A man who has lived here a manly life, must enter the next under the most favorable circumstances. I do not mean a man of mere negative goodness, starting in the road of old custom, with his wheels deep in the ruts, not having life enough to go aside, but a positively good man, one bravely good. He has lived heaven here, and must enter higher up than a really wicked man, or a slothful one, or one but negatively good. He can go from earth to heaven, as from one room to another, pass gradually, as from winter to spring. To such an one, no revolution appears needed. The next life, it seems, must be a continual progress, the improvement of old powers, the disclosure or accession of new ones. What nobler reach of thought, what profounder insight, what more heavenly imagination, what greater power of conscience, faith and love, will bless us there and then, it were vain to calculate, it is far beyond our span. You see men now, whose souls are one with God, and so His will works through them as the magnetic fire runs on along the unimpeding line. What happiness they have, it is they alone can say. How much greater must it be there; not even they can tell. Here the body helps us to some things. Through these five small loop-holes the world looks in. How much more does the body hinder us from seeing? Through the sickly body yet other worlds look in. He who has seen only the daylight, knows nothing of that heaven of stars, which all night long hang overhead their lamps of gold. When death has dusted off this body from me, who will dream for me the new powers I shall possess? It were vain to try. Time shall reveal it all.

I cannot believe that any state in Heaven is a final state, only a condition of progress. The bud opens into the blossom, the flower matures into the fruit. The salvation of to-day is not blessedness enough for to-morrow. Here we are first babes of earth, with a few senses, and those imperfect, helpless and ignorant; then children of earth; then youths; then men, armed with reason, conscience, affection, piety, and go on enlarging these without end. So methinks it must be there, that we shall be first babes of Heaven, then children, next youths, and so go on growing, advancing and advancing—our being only a becoming more and more, with no possibility of ever reaching the end. If this be true, then there must be a continual increase of being. So, in some future age, the time will come, when each one of us shall have more mind, and heart, and soul, than Christ on earth; more than all men now on earth have ever had; yes, more than they and all the souls of men now passed to Heaven;—shall have, each one of us, more being than they all have had, and so more truth, more soul, more faith, more rest and bliss of life.
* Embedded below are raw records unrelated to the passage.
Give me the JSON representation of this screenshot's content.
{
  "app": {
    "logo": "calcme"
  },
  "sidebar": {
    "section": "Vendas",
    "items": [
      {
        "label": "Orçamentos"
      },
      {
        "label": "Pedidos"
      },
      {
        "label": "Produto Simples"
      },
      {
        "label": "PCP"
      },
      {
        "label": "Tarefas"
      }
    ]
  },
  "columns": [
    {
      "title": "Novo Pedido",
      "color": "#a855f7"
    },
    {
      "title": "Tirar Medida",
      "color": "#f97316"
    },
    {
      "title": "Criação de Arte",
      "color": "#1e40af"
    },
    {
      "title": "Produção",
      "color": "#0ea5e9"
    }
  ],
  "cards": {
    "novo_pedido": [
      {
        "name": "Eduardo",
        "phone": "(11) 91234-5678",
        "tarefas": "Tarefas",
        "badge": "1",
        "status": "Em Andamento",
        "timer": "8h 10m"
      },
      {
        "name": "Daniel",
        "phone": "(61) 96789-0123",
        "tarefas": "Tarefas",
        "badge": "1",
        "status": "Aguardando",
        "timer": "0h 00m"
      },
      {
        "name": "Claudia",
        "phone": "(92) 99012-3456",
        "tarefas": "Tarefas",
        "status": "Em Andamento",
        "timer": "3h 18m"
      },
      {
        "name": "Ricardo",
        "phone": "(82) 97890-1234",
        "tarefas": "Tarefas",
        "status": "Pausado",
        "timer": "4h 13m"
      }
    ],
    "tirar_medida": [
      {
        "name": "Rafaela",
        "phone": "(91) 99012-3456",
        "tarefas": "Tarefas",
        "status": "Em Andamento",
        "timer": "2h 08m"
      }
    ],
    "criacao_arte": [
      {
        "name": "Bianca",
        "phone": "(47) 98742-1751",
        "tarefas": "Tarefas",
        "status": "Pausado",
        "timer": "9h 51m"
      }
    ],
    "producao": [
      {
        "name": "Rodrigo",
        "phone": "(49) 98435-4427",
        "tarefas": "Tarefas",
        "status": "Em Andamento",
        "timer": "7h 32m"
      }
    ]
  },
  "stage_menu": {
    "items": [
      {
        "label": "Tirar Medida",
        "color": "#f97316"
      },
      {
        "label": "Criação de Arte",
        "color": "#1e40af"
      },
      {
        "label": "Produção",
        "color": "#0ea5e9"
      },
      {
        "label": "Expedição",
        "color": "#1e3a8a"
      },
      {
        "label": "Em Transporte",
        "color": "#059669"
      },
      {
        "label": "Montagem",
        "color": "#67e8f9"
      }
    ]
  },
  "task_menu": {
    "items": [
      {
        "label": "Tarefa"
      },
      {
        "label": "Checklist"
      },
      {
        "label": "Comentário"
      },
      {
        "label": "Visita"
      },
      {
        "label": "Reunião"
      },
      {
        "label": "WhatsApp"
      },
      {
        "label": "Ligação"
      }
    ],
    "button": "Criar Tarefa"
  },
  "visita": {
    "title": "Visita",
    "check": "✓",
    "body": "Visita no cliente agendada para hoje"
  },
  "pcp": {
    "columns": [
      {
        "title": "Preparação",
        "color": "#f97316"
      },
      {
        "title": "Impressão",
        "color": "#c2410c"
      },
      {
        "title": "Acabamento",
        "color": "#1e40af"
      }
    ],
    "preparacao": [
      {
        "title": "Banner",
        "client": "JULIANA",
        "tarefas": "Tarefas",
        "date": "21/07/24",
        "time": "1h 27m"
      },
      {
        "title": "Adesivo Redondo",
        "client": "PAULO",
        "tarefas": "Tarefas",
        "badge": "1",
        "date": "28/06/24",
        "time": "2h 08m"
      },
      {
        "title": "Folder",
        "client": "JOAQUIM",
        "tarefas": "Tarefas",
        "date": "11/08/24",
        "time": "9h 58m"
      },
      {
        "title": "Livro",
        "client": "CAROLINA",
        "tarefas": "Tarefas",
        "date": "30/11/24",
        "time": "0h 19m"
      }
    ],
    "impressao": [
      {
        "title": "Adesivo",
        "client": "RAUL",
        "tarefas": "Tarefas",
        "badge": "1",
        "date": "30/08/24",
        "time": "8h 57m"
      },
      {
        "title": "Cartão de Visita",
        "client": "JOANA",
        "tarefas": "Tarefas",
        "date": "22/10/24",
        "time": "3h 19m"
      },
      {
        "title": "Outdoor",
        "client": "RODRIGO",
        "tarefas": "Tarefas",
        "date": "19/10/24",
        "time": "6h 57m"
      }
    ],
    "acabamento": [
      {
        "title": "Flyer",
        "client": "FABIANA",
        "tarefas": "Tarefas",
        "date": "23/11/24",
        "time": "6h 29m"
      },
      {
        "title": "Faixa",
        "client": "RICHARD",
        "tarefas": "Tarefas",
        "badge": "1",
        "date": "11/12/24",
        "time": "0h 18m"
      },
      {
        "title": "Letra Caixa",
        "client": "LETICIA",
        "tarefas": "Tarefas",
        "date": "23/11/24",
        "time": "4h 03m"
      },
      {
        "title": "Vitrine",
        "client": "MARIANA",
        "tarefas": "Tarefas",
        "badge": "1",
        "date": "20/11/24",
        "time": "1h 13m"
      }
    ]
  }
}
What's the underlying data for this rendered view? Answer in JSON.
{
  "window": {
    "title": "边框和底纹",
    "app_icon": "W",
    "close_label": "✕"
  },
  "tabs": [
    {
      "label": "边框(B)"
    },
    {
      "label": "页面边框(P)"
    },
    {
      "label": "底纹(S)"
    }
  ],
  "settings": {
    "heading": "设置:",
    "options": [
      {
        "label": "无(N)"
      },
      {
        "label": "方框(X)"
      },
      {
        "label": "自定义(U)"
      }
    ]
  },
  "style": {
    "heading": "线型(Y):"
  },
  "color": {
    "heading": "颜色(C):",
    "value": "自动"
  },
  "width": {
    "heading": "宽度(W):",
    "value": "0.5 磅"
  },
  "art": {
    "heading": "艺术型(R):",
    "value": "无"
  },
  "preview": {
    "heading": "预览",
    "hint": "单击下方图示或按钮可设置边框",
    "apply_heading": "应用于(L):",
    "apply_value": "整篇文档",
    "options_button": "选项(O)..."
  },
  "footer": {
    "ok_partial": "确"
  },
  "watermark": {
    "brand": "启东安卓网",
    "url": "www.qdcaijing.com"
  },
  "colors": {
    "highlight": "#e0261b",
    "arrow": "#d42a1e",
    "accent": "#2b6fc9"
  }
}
Do men of the next world look in upon this? Are they present with us, conscious of our deeds or thoughts? Who knows? Who can say aye or no? The unborn know nothing of the life on earth; yet the born of earth know somewhat of them, and make ready for their coming. Who knows but men born to heaven are waiting for your birth to come—have gone to prepare a place for us? All that is fancy, and not fact; it is not philosophy, but poetry; no more. Of this we may be sure, that what is best will be; what best for saint or sinner; what most conducive to their real good. That is no poetry, but unavoidable truth, which all mankind may well believe.

There are many who never attained their true stature here, yet without blameworthiness of theirs; men cheated of their growth. Many a Milton walks on his silent way, and goes down at last, not singing and unsung. How many a possible Newton or Descartes has dug the sewers of a city, and dies, giving no sign of the wealthy soul he bore!